1) In the paragraph (#6+7) that explain what a process is, you write that threads can have an "own local context in addition to the process's context" which might also be interpreted as "threads have their own address-space". It might therefore be usefull to further divide the term context into address-space and register state (->thread).

Process: task + OS data (all kind of handlers: file, wnd, ...)
Task: context (->address-space) + threads that run in this context
Thread: state of the cpu (cpu regs, kernel structs like TCBs)
address-space: context that a thread runs in (mapped memory pages and I/O ports)

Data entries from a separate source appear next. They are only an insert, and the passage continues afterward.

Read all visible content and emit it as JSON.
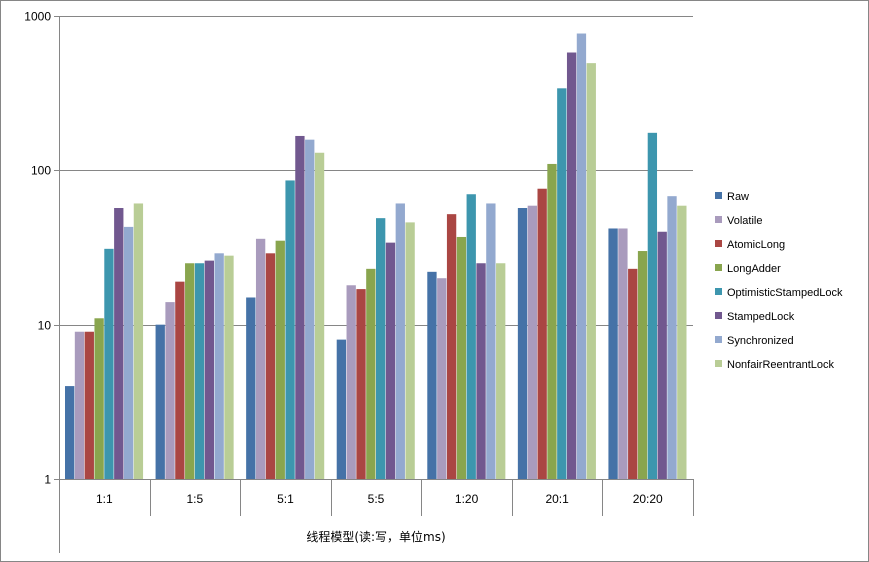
{
  "chart_data": {
    "type": "bar",
    "xlabel": "线程模型(读:写，单位ms)",
    "ylabel": "",
    "yscale": "log",
    "ylim": [
      1,
      1000
    ],
    "y_ticks": [
      "1",
      "10",
      "100",
      "1000"
    ],
    "grid": "horizontal major gridlines",
    "legend_position": "right",
    "categories": [
      "1:1",
      "1:5",
      "5:1",
      "5:5",
      "1:20",
      "20:1",
      "20:20"
    ],
    "series": [
      {
        "name": "Raw",
        "color": "#4572A7",
        "values": [
          4,
          10,
          15,
          8,
          22,
          57,
          42
        ]
      },
      {
        "name": "Volatile",
        "color": "#A99BBD",
        "values": [
          9,
          14,
          36,
          18,
          20,
          59,
          42
        ]
      },
      {
        "name": "AtomicLong",
        "color": "#AA4643",
        "values": [
          9,
          19,
          29,
          17,
          52,
          76,
          23
        ]
      },
      {
        "name": "LongAdder",
        "color": "#89A54E",
        "values": [
          11,
          25,
          35,
          23,
          37,
          110,
          30
        ]
      },
      {
        "name": "OptimisticStampedLock",
        "color": "#3D96AE",
        "values": [
          31,
          25,
          86,
          49,
          70,
          340,
          175
        ]
      },
      {
        "name": "StampedLock",
        "color": "#71588F",
        "values": [
          57,
          26,
          167,
          34,
          25,
          580,
          40
        ]
      },
      {
        "name": "Synchronized",
        "color": "#93A9CF",
        "values": [
          43,
          29,
          158,
          61,
          61,
          770,
          68
        ]
      },
      {
        "name": "NonfairReentrantLock",
        "color": "#B9CD96",
        "values": [
          61,
          28,
          130,
          46,
          25,
          495,
          59
        ]
      }
    ]
  }
}
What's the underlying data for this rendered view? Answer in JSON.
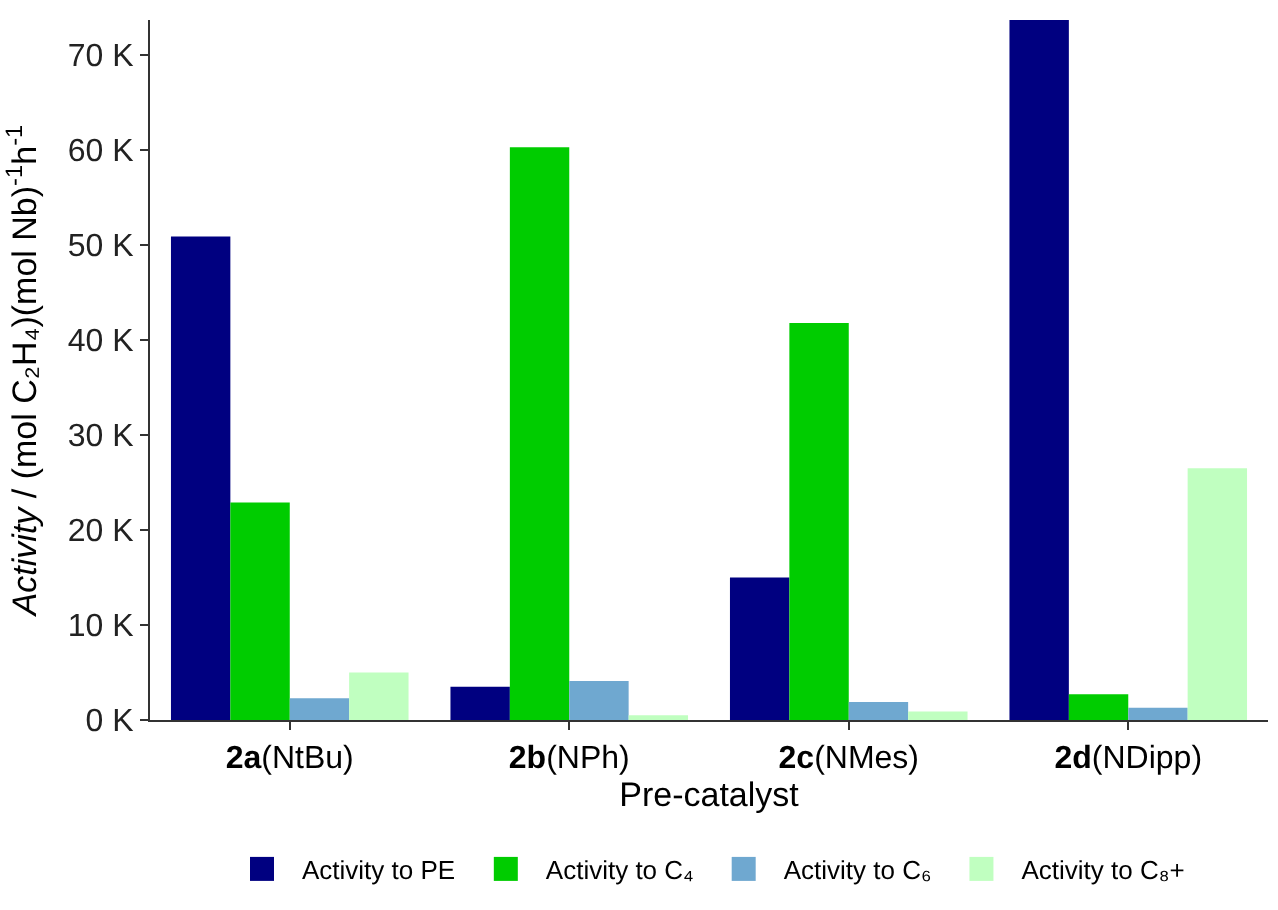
{
  "chart_data": {
    "type": "bar",
    "xlabel": "Pre-catalyst",
    "ylabel": "Activity / (mol C₂H₄)(mol Nb)$^{-1}$h$^{-1}$",
    "categories": [
      "2a(NtBu)",
      "2b(NPh)",
      "2c(NMes)",
      "2d(NDipp)"
    ],
    "series": [
      {
        "name": "Activity to PE",
        "color": "#000080",
        "values": [
          50900,
          3500,
          15000,
          73700
        ]
      },
      {
        "name": "Activity to C₄",
        "color": "#00cc00",
        "values": [
          22900,
          60300,
          41800,
          2700
        ]
      },
      {
        "name": "Activity to C₆",
        "color": "#6fa8d0",
        "values": [
          2300,
          4100,
          1900,
          1300
        ]
      },
      {
        "name": "Activity to C₈+",
        "color": "#c0ffc0",
        "values": [
          5000,
          500,
          900,
          26500
        ]
      }
    ],
    "ylim": [
      0,
      73700
    ],
    "yticks": [
      {
        "value": 0,
        "label": "0 K"
      },
      {
        "value": 10000,
        "label": "10 K"
      },
      {
        "value": 20000,
        "label": "20 K"
      },
      {
        "value": 30000,
        "label": "30 K"
      },
      {
        "value": 40000,
        "label": "40 K"
      },
      {
        "value": 50000,
        "label": "50 K"
      },
      {
        "value": 60000,
        "label": "60 K"
      },
      {
        "value": 70000,
        "label": "70 K"
      }
    ],
    "grid": false,
    "legend": "bottom"
  }
}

2) In paragraph #10 you state that "the same amount of work gets done in both (multiprocessor, ht) systems , but the HyperThreaded system uses a fraction of the resources and has a fraction of the waste of the SMP system". If you say so you must mention that it's only true when the tasks running on the two processors always execute instructions that use different parts of the processor (eg: proc1 - mem, proc2- add). Since this is never the case in real-life, the processor can't always execute two instructions at one and a HT system thus can't perform as good as a real multiprocessor. (You mentioned this in the following paragraph, but IMHO it's not totaly clear that these two belong together)

3) What you describe in paragraph #12 is only half of the story. In order to attain the best performance, the applications themselves also have to be rewritten to do their calculations in several threads that can then be scheduled on both processors. This is especially important for CPU demanding applications like games that normally run more or less alone on the system.

4) Paragraph #14: SMP stands for "Symetric Multiprocessor" and not "Symetric Multiprocessing". I know that this doesn't sound like a very important issue, but it does make a difference:
- Multiprocessing is the execution of several programms at the "same" time (m$: Multitasking)
- Multiprocessor systems have several processors that are all on the same machine, using the same ressources (eg mem, disk, ..)

5) Paragraph #16 is somewhat misleading because you still need a SMP system to run a HT processor. AFAIK there are also some special instructions (monitor?) that allow to optimize a HT processor's performace and that might have to be added to the SMP code.